Riddle courtesy of William Wu’s riddle archive.

You are a prisoner in a foreign land. Your fate will be determined by a little game.

There are two jars, one with 50 white marbles, and one with 50 black marbles. You are allowed to redistribute the marbles however you wish (e.g. swap a black marble with a white marble, etc.): the only requirement is that after you are done with the redistribution, every marble must be in one of the two jars.

Afterwards, both jars will be shaken up, and you will be blindfolded and presented with one of the jars at random. Then you pick one marble out of the jar given to you. If the marble you pull out is white, you live; if black, you die.

How should you redistribute the marbles to maximize the probability that you live, and what is this maximum probability (roughly)?

i’ve heard a couple answers to this one.. i still think the best odds you can get overall is 50/50… someone suggested putting all the marbles exept one in one jar, and just one white marble in the other jar.. thus you get a 100% chance if you get the jar with just one marble, but then you have a 49% chance with the other jar.. doesn’t seem to really raise the odds in your favor, since the odds of you getting one jar over the other is still 50/50.. what do you think?

You can improve your chances to 75% in the way you describe (put all marbles but 1 white one in 1 jar).

You have a 50% chance of getting the jar with just one white marble.
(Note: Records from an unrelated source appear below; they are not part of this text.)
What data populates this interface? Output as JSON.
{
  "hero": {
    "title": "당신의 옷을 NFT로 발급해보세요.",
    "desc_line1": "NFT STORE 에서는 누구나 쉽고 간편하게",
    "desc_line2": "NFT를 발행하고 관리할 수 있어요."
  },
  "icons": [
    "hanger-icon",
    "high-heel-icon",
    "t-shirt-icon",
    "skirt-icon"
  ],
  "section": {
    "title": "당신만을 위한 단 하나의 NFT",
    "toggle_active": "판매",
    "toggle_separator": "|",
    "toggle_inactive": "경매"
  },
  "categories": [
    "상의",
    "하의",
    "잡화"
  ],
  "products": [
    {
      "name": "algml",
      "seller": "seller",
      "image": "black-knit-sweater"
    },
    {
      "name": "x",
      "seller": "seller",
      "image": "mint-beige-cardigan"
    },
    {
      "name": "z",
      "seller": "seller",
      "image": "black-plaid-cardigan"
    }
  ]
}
If you get that jar, you have a 100% chance of pulling the white jar. So you automatically get a 50% chance of living.

If you get the other jar, you still have almost a 50% chance of getting a white marble and living.

So your overall probability of living is:

Probability of getting jar 1 * probability of pulling a white marble from jar 1

+

Probability of getting jar 2 * probability of pulling a white marble from jar 2

=

0.50 * 1.00 + 0.50 * 0.50 = 0.5 + 0.25 = 0.75